Rücktritt von Koch kein Verlust! Bouffier ist keine Erneuerung!
Bündnis90/DIE GRÜNEN Limburg-Weilburg begrüßen den längst überfälligen Rücktritt von Roland Koch.
Mit seinem Rücktritt und der Niederlegung all seiner Ämter zieht Koch Konsequenzen aus 11 verlorenen Jahren für Hessen. Der Autoritätsverfall von Roland Koch auf Bundes- und Landesebene war in den letzten Wochen nur allzu deutlich zu spüren. Sein Vorschlag an der Bildung zu sparen wurde selbst von der hessischen Familienministerin zurückgewiesen. Dass er auch in Hessen nicht fest im Sattel sitzt, zeigten bereits die vier fehlenden Stimmen bei seiner Wahl zum Ministerpräsidenten.
„Da die hessische CDU keinen Nachfolger für Roland Koch aufgebaut hat, soll es jetzt der alte Fahrensmann Volker Bouffier richten. Dass gerade Volker Bouffier, der nicht einmal fähig ist einen Polizeichefposten rechtmäßig zu besetzen, Kochs Nachfolger werden soll, verdeutlicht, dass das System Koch gescheitert ist. Anstatt nach der Pest jetzt auf die Cholera zu verzichten, gilt bei der CDU die Maxime schlimmer geht’s immer.
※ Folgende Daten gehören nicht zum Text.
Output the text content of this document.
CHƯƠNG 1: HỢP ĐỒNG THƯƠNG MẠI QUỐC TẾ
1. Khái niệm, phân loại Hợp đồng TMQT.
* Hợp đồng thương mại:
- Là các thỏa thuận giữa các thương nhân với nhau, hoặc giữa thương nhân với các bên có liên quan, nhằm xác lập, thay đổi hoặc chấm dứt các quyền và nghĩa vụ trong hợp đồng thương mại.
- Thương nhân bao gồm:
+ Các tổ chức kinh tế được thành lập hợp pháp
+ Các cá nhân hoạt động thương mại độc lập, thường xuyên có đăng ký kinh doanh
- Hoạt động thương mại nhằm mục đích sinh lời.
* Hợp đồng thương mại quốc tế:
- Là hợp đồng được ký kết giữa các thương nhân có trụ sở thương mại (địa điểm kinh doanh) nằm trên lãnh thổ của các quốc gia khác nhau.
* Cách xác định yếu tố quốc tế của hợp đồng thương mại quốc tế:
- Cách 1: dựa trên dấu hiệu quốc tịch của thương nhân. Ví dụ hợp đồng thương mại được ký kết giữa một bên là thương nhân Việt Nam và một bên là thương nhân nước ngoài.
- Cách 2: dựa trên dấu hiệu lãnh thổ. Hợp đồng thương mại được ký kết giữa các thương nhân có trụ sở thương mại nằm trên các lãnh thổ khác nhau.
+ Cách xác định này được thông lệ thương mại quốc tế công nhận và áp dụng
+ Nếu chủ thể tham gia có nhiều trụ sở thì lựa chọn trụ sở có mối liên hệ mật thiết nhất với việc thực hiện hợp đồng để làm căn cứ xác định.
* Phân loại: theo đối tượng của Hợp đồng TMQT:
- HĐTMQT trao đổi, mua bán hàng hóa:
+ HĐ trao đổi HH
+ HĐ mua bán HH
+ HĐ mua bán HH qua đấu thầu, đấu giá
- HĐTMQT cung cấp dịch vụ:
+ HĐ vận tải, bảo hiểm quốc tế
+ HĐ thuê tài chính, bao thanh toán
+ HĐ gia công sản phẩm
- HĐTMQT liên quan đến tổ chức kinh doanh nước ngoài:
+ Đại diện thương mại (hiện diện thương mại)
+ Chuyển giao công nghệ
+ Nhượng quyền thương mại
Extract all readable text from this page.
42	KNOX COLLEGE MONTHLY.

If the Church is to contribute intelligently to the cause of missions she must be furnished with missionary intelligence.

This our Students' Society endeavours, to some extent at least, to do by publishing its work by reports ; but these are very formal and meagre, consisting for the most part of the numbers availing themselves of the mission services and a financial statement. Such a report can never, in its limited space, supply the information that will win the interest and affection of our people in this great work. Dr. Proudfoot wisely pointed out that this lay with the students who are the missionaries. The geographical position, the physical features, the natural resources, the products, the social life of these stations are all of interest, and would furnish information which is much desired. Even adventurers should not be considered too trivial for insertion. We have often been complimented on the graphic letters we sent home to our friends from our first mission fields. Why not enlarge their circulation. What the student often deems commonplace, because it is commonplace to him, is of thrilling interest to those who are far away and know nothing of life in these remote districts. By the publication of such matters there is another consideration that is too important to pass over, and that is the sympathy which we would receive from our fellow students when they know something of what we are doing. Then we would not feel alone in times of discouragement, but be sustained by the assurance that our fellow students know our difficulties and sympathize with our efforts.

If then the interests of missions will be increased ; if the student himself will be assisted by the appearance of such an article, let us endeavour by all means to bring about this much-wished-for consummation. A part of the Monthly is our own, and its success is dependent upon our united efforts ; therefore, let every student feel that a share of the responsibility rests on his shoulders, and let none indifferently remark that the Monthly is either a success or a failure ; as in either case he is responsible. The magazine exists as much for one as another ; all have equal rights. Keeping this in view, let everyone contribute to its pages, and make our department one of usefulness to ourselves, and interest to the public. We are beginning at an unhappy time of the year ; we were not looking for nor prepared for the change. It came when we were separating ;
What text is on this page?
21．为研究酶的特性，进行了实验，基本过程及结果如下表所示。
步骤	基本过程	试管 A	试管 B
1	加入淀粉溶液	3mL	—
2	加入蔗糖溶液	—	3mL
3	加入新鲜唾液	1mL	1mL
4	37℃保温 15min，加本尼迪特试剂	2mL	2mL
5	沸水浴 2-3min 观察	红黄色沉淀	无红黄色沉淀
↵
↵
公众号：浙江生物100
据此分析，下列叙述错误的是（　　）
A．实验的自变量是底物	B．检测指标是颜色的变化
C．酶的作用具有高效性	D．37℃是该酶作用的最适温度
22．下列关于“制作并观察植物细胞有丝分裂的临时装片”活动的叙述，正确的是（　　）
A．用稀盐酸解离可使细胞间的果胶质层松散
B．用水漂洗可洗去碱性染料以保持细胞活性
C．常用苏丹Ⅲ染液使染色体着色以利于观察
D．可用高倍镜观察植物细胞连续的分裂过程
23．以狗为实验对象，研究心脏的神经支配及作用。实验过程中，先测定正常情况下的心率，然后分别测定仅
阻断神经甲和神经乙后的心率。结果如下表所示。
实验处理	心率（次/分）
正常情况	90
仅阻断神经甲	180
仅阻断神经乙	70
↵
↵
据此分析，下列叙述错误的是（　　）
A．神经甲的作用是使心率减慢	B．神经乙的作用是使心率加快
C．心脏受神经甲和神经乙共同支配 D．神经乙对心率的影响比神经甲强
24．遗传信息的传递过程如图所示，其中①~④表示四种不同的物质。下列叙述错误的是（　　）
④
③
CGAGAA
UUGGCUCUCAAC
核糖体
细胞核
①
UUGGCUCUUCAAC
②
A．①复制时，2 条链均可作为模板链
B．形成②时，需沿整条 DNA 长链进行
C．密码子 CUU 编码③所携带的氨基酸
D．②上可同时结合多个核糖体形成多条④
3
Die Restlaufzeit dieses Systems ist geringer als die des Atomkraftwerks Biblis“ so Cornelius Dehm, Vorstandsmitglied der Kreis-GRÜNEN.
„Wenn es tatsächlich zu einer Zäsur in der Landesregierung kommen soll, müssen auch die anderen Mitglieder von Kochs Tankstellen-Connection ihren Hut nehmen. Es wäre schön, wenn mit dem Rücktritt Kochs es erstmals möglich würde, mit der Hessen CDU in einen konstruktiven Dialog zu treten und einen grundlegenden Wechsel der Politik zum Vorteil Hessens einzuleiten. Sonst bleibt alles beim Alten“ so Rüdiger Schultheis, Mitglied im Kreisvorstand der GRÜNEN. Ebenfalls zu begrüßen, ist der angekündigte Rücktritt von Ministerin Lautenschläger. Nach mehr als einem Jahr ohne Impulse für die Umweltpolitik, ohne Engagement für Klimaschutz, und vormaliger verehrender Familienpolitik, tritt eine weitere Atomlobbyistin zurück. „Der ‚Kampfverband Hessen-CDU‘ scheint sich aufzulösen. Das kann Hessen nur gut tun“, so Schultheis abschließend.